明治22年から使われ始めたといわれる汽車土瓶は、母が楽しんだころから程なく昭和30年代にはプラスチック容器に代わり、土瓶そのものもほうろうやアルミのやかんに代わっていきました。作り手にとって、胴、注ぎ口、ふた、耳など、工程に手が掛かるのも影響したのでしょう。
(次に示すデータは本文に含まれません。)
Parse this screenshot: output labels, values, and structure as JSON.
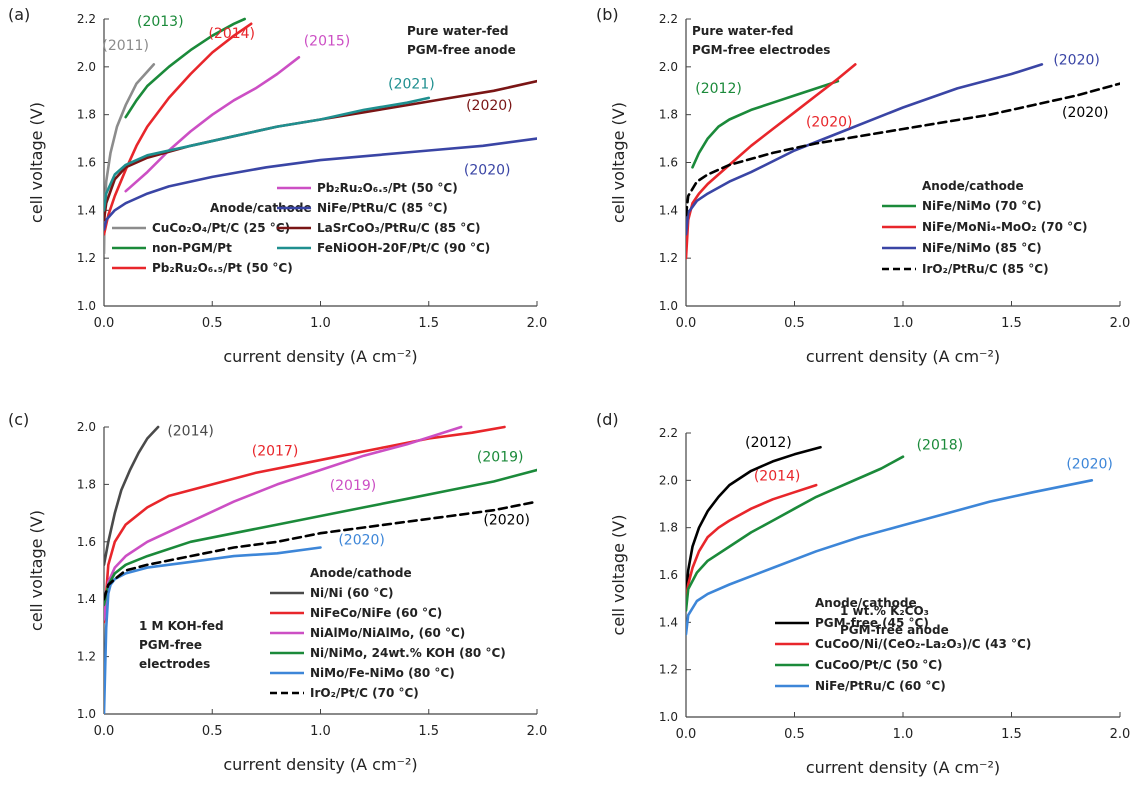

それがここ数年、土瓶に手を伸ばす30〜40代の人が増えています。そういえば民藝の祖、柳宗悦が昭和7年に著した「土瓶考」に「土瓶を愛する事切なり」と記したのも43歳のとき。自分のことを振り返っても、大土瓶に目が向くようになったのは40代から。日本の道具を見直す世代といえるのかもしれません。わが家に、沖縄の按(あん)瓶、宮城の大土瓶と増えていきました。

夏、水出し煎茶用に使っているのは、宮城の大土瓶です。栗原市で焼かれた、丸い胴に海鼠釉(なまこゆう)が掛かったもの。東北をはじめとする古陶を範に、作り手自ら掘り起こした土を用い、まきを燃料に登り窯で焼かれています。

毎日使っていると、分かってくることがあります。火の回り方によって生まれた表と裏の景色の違い、ふた裏のろくろの指跡、気になっていた李朝の焼き物に通じる釉薬の調子など。ごくごくお茶を飲みながら「ああ、こんなところも」と、ふと気づく。言葉はなくても、語り合える友のようでもあるのです。